Une autre caractéristique intéressante de cette amélioration potentielle est qu'une personne n'a pas besoin de porter des équipements encombrants et énergivores, tels que des lunettes de vision nocturne. Et la technologie ne nécessite aucune manipulation génétique. Très probablement, les militaires seront intéressés par ce travail.
Dayong Jin de l'
École des sciences mathématiques et physiques de l'Université de technologie de Sydney a qualifié le nouveau travail de «très innovant et inspirant». Dayong a déclaré qu'à sa connaissance, "ce travail est le premier exemple de nanodispositifs optiques implantables et" portables "". Il a dit qu'il est important que les souris n'aient pas d'inflammation ni de mort cellulaire, mais qu'il est possible que certaines cellules aient absorbé les nanoparticules, une perspective «digne d'une étude plus approfondie.
De même, Kefalov a été impressionné par l'étude, déclarant que "les auteurs ont fait un très bon travail en caractérisant l'effet de l'injection de nanoparticules sensibles aux infrarouges sur la fonction visuelle des souris", ajoutant que ce "travail innovant démontre une méthode originale et puissante pour améliorer la capacité du système visuel à détecter la lumière dans les limites du spectre visible naturel. " Il considère "frappant" que les nanoparticules n'interfèrent probablement pas avec la fonction normale des photorécepteurs en lumière visible.
Quant à savoir si cette technique peut être utilisée pour corriger une déficience visuelle telle que le daltonisme, cela est moins clair, a-t-il déclaré.

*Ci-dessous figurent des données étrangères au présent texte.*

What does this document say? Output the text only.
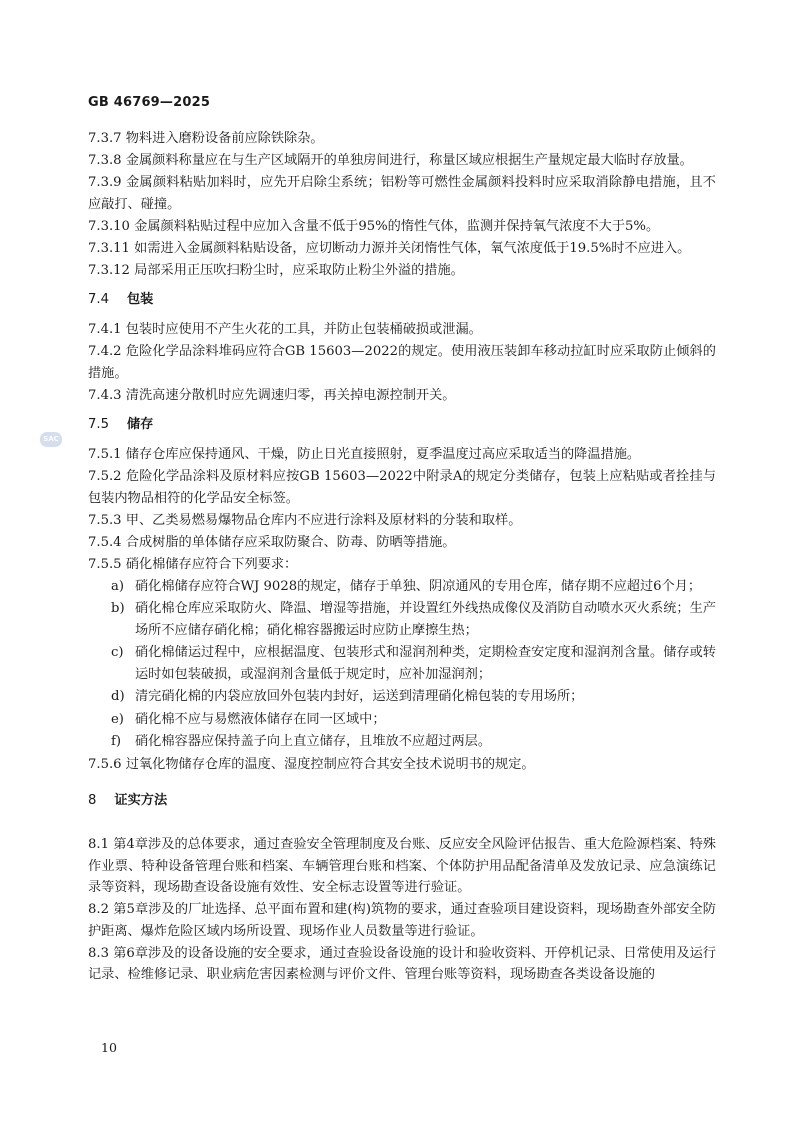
GB 46769—2025
SAC
7.3.7 物料进入磨粉设备前应除铁除杂。
7.3.8 金属颜料称量应在与生产区域隔开的单独房间进行，称量区域应根据生产量规定最大临时存放量。
7.3.9 金属颜料粘贴加料时，应先开启除尘系统；铝粉等可燃性金属颜料投料时应采取消除静电措施，且不应敲打、碰撞。
7.3.10 金属颜料粘贴过程中应加入含量不低于95%的惰性气体，监测并保持氧气浓度不大于5%。
7.3.11 如需进入金属颜料粘贴设备，应切断动力源并关闭惰性气体，氧气浓度低于19.5%时不应进入。
7.3.12 局部采用正压吹扫粉尘时，应采取防止粉尘外溢的措施。
7.4 包装
7.4.1 包装时应使用不产生火花的工具，并防止包装桶破损或泄漏。
7.4.2 危险化学品涂料堆码应符合GB 15603—2022的规定。使用液压装卸车移动拉缸时应采取防止倾斜的措施。
7.4.3 清洗高速分散机时应先调速归零，再关掉电源控制开关。
7.5 储存
7.5.1 储存仓库应保持通风、干燥，防止日光直接照射，夏季温度过高应采取适当的降温措施。
7.5.2 危险化学品涂料及原材料应按GB 15603—2022中附录A的规定分类储存，包装上应粘贴或者拴挂与包装内物品相符的化学品安全标签。
7.5.3 甲、乙类易燃易爆物品仓库内不应进行涂料及原材料的分装和取样。
7.5.4 合成树脂的单体储存应采取防聚合、防毒、防晒等措施。
7.5.5 硝化棉储存应符合下列要求：
a) 硝化棉储存应符合WJ 9028的规定，储存于单独、阴凉通风的专用仓库，储存期不应超过6个月；
b) 硝化棉仓库应采取防火、降温、增湿等措施，并设置红外线热成像仪及消防自动喷水灭火系统；生产场所不应储存硝化棉；硝化棉容器搬运时应防止摩擦生热；
c) 硝化棉储运过程中，应根据温度、包装形式和湿润剂种类，定期检查安定度和湿润剂含量。储存或转运时如包装破损，或湿润剂含量低于规定时，应补加湿润剂；
d) 清完硝化棉的内袋应放回外包装内封好，运送到清理硝化棉包装的专用场所；
e) 硝化棉不应与易燃液体储存在同一区域中；
f)	硝化棉容器应保持盖子向上直立储存，且堆放不应超过两层。
7.5.6 过氧化物储存仓库的温度、湿度控制应符合其安全技术说明书的规定。
8 证实方法
8.1 第4章涉及的总体要求，通过查验安全管理制度及台账、反应安全风险评估报告、重大危险源档案、特殊作业票、特种设备管理台账和档案、车辆管理台账和档案、个体防护用品配备清单及发放记录、应急演练记录等资料，现场勘查设备设施有效性、安全标志设置等进行验证。
8.2 第5章涉及的厂址选择、总平面布置和建(构)筑物的要求，通过查验项目建设资料，现场勘查外部安全防护距离、爆炸危险区域内场所设置、现场作业人员数量等进行验证。
8.3 第6章涉及的设备设施的安全要求，通过查验设备设施的设计和验收资料、开停机记录、日常使用及运行记录、检维修记录、职业病危害因素检测与评价文件、管理台账等资料，现场勘查各类设备设施的
10
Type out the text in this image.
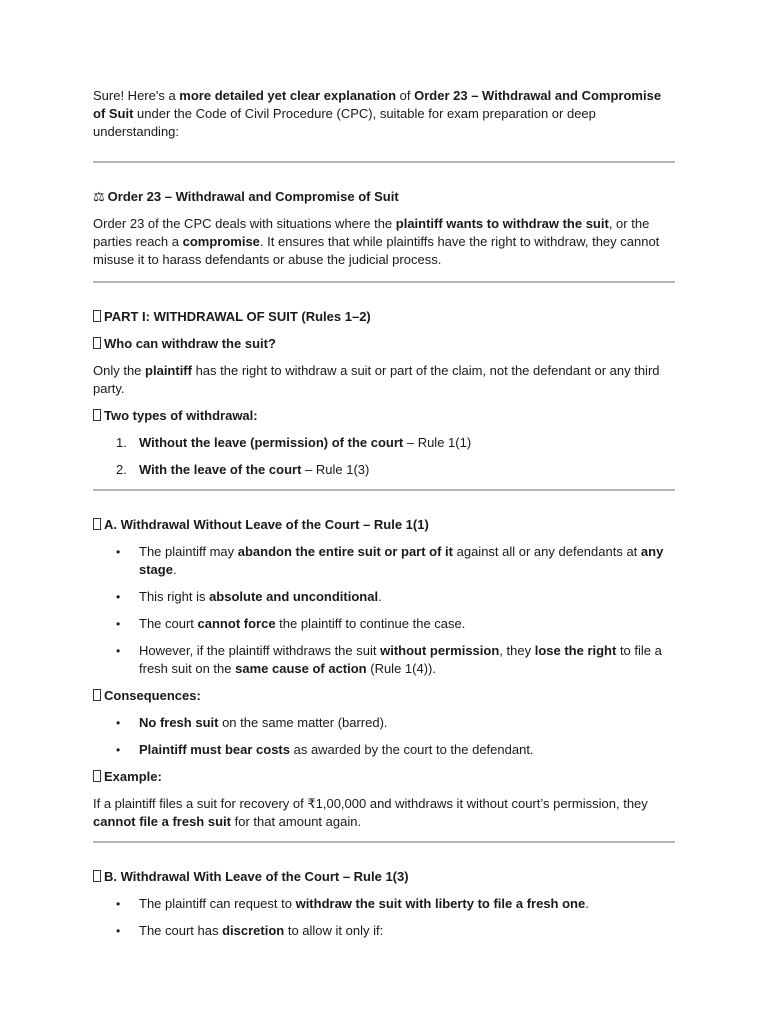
Sure! Here's a more detailed yet clear explanation of Order 23 – Withdrawal and Compromise of Suit under the Code of Civil Procedure (CPC), suitable for exam preparation or deep understanding:

⚖ Order 23 – Withdrawal and Compromise of Suit

Order 23 of the CPC deals with situations where the plaintiff wants to withdraw the suit, or the parties reach a compromise. It ensures that while plaintiffs have the right to withdraw, they cannot misuse it to harass defendants or abuse the judicial process.

PART I: WITHDRAWAL OF SUIT (Rules 1–2)

Who can withdraw the suit?

Only the plaintiff has the right to withdraw a suit or part of the claim, not the defendant or any third party.

Two types of withdrawal:

1. Without the leave (permission) of the court – Rule 1(1)
2. With the leave of the court – Rule 1(3)

A. Withdrawal Without Leave of the Court – Rule 1(1)

• The plaintiff may abandon the entire suit or part of it against all or any defendants at any stage.
• This right is absolute and unconditional.
• The court cannot force the plaintiff to continue the case.
• However, if the plaintiff withdraws the suit without permission, they lose the right to file a fresh suit on the same cause of action (Rule 1(4)).

Consequences:

• No fresh suit on the same matter (barred).
• Plaintiff must bear costs as awarded by the court to the defendant.

Example:

If a plaintiff files a suit for recovery of ₹1,00,000 and withdraws it without court’s permission, they cannot file a fresh suit for that amount again.

B. Withdrawal With Leave of the Court – Rule 1(3)

• The plaintiff can request to withdraw the suit with liberty to file a fresh one.
• The court has discretion to allow it only if:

"Puisque la réception est basée sur la capacité des photorécepteurs à détecter et amplifier les signaux lumineux, son utilisation pour traiter les dysfonctionnements des photorécepteurs nécessitera le développement de nouvelles étapes, en plus de convertir la lumière au-delà du spectre visible", a déclaré Kefalov.

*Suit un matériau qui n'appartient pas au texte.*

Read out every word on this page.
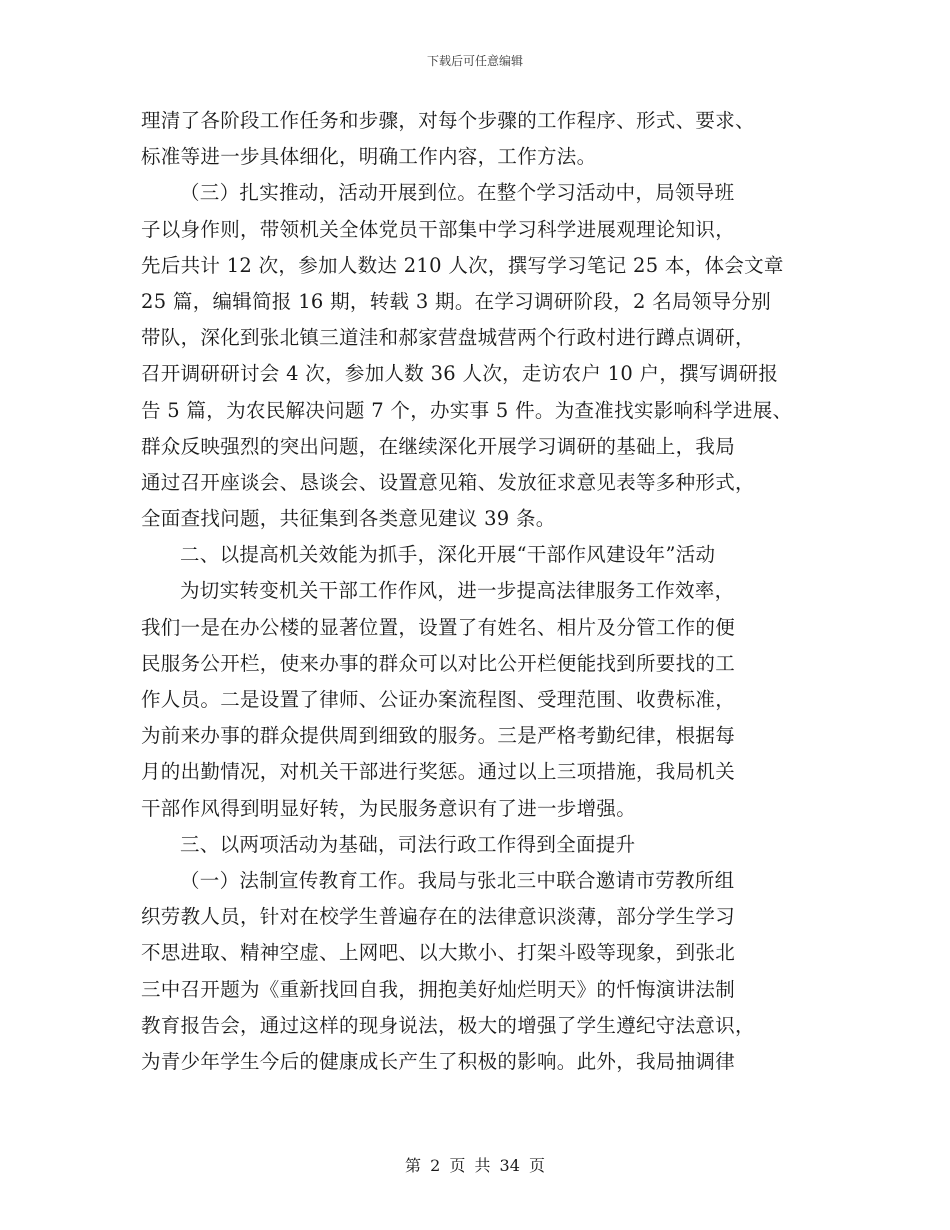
下载后可任意编辑
理清了各阶段工作任务和步骤，对每个步骤的工作程序、形式、要求、
标准等进一步具体细化，明确工作内容，工作方法。
（三）扎实推动，活动开展到位。在整个学习活动中，局领导班
子以身作则，带领机关全体党员干部集中学习科学进展观理论知识，
先后共计 12 次，参加人数达 210 人次，撰写学习笔记 25 本，体会文章
25 篇，编辑简报 16 期，转载 3 期。在学习调研阶段，2 名局领导分别
带队，深化到张北镇三道洼和郝家营盘城营两个行政村进行蹲点调研，
召开调研研讨会 4 次，参加人数 36 人次，走访农户 10 户，撰写调研报
告 5 篇，为农民解决问题 7 个，办实事 5 件。为查准找实影响科学进展、
群众反映强烈的突出问题，在继续深化开展学习调研的基础上，我局
通过召开座谈会、恳谈会、设置意见箱、发放征求意见表等多种形式，
全面查找问题，共征集到各类意见建议 39 条。
二、以提高机关效能为抓手，深化开展“干部作风建设年”活动
为切实转变机关干部工作作风，进一步提高法律服务工作效率，
我们一是在办公楼的显著位置，设置了有姓名、相片及分管工作的便
民服务公开栏，使来办事的群众可以对比公开栏便能找到所要找的工
作人员。二是设置了律师、公证办案流程图、受理范围、收费标准，
为前来办事的群众提供周到细致的服务。三是严格考勤纪律，根据每
月的出勤情况，对机关干部进行奖惩。通过以上三项措施，我局机关
干部作风得到明显好转，为民服务意识有了进一步增强。
三、以两项活动为基础，司法行政工作得到全面提升
（一）法制宣传教育工作。我局与张北三中联合邀请市劳教所组
织劳教人员，针对在校学生普遍存在的法律意识淡薄，部分学生学习
不思进取、精神空虚、上网吧、以大欺小、打架斗殴等现象，到张北
三中召开题为《重新找回自我，拥抱美好灿烂明天》的忏悔演讲法制
教育报告会，通过这样的现身说法，极大的增强了学生遵纪守法意识，
为青少年学生今后的健康成长产生了积极的影响。此外，我局抽调律
第 2 页 共 34 页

En regardant vers l'avenir, Tian et Gang souhaitent améliorer la technique en utilisant des nanoparticules à base organique constituées de substances approuvées par la FDA, ce qui peut conduire à une vision infrarouge encore plus lumineuse. Ils souhaitent également personnaliser la technique afin qu'elle soit plus proche de la biologie humaine. Optimistes quant à l'orientation de la technologie, Tian et Ganges ont déjà déposé une demande de brevet concernant leur travail.
Je présente déjà des publicités télévisées: "Demandez à votre médecin si la vision dans le proche infrarouge vous convient."